Равнодушный принял бы тишину как должное, да не был равнодушным Айдос. Тишина-то ни к чему главному бию. Не тишины он ждет в ответ. Две-три старухи, что сидели у мазанок и крутили веретена, правда, подняли глаза, глянули на Айдосова коня, но просто глянули, как могли глянуть и на коня какого-нибудь Аймурзы или Бекмурзы. Ребятня, возившаяся в песке за скотным двором, та заметила Айдосова коня — конь-то был чудный и на виду у аула шел горячо, гнул шею, просил повода. Да что любопытство детей, пустое это! Для их отцов избрал тропу по околице бий. Они бы полюбопытствовали…

Почему, однако, не встречают своего бия степняки?

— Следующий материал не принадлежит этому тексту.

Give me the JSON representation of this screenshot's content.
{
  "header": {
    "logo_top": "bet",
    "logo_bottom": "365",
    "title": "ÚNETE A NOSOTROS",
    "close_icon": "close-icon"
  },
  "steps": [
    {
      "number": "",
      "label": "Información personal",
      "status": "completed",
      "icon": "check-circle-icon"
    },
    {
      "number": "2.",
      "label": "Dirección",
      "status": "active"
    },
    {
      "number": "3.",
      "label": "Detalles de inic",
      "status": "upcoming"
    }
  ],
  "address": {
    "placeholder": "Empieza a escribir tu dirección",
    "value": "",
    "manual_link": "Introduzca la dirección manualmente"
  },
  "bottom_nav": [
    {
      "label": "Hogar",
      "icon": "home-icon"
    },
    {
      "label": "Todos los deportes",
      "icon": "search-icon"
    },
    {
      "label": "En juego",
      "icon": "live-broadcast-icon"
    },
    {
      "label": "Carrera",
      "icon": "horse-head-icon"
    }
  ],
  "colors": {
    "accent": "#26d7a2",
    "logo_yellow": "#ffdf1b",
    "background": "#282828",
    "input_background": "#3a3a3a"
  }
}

Равнодушие-то откуда взялось у тех, кто под его властью и опекой живет, кому разрешил быть рядом с собой, возле его белой юрты?

И тут тревога коснулась сердца Айдоса. «Чужой я им! С чем возвращаюсь от хана? С новыми поборами. Казну-то надо наполнить. Степняки чуют — не с доброй вестью приехал главный бий. Не минует и дня, как мои люди пойдут рыскать по аулам, и заплачут, застонут степняки. Эта пряжа, что крутят сейчас старухи, тоже ляжет в мешок сборщика. Все ляжет… Что ж выбегать на стук копыт коня моего. Пусть пронесется мимо, как проносится ветер. И лучше, если при ветре закрыта дверь мазанки, опущен полог юрты…»

Айдос стеганул вдруг коня. И без плети тот шел ходко, а тут, обожженный витым жгутом, птицей полетел вперед над тропой.